The brand new plan to increase the research budget together with  “market cultivation” a strategy to grow shipments to 1 million for each of its 15 core markets, helping it reach its aspiration of providing products with a comprehensive superior experience for young consumers.

Already,  realme has had a first of its early wins, In the first quarter of 2022, it broke its annual 5 million sales volume mark for the first time globally, driven by the sale of entry-level phones in Kenya and other markets.

The success of realme entry-level phones is attributable to its C-series models that have over the last two years improved in terms of size, weight, design and quality.

The latest models now feature among others, right angle bazel design, anti-slip design, side lock fingerprint, quality cameras, high-speed internet and larger batteries of up to 5000mAh.  

realme C35 is the latest in the series to launch in the market and is the first phone in the country to feature an FHD screen. It runs on a Unisoc Tiger 616 chipset paired with 4GB of RAM and 128GB UFS 2.2 storage.

In this line, a number of models including  C33, C11 2021,  C25Y and C2Y are in the market- all 4G powered. 

IDC attributes affordability of entry-level smartphones to Chinese vendors, with Transsion brands – Tecno, Itel and Infinix – controlling 48% of the shipments.  the corporation places Samsung second, at 25%, while another Chinese brand, Xiaomi, takes the third slot with 6.6%.
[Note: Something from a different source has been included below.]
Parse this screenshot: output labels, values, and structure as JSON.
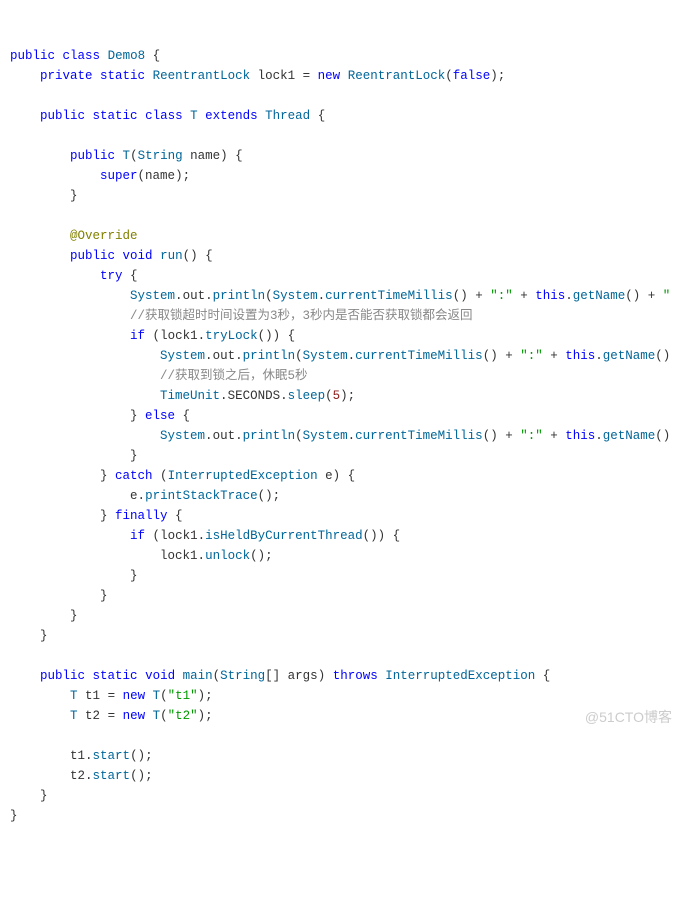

“realme is also fast rising to enter this top league as we continue to work on meeting the dynamic and rising needs of the youthful market,” said Agoya.

A comparative estimate analysis by Canalys released in November 2022 ranks realme in the fourth position with a 3 per cent share, after Transsion (49 per cent), Samsung (33 per cent) and Xiaomi (6 per cent). The Q3 estimates show only realme moved up the ranks and had the largest annual growth (71 per cent) in shipments.

Agoya added that the newest addition to the C series is the realme C30s which is the only entry-level smartphone with a side finger print sensor under Ksh.11,000. This sets the market trends and fulfilling current consumer needs of quality, style/design and pricing.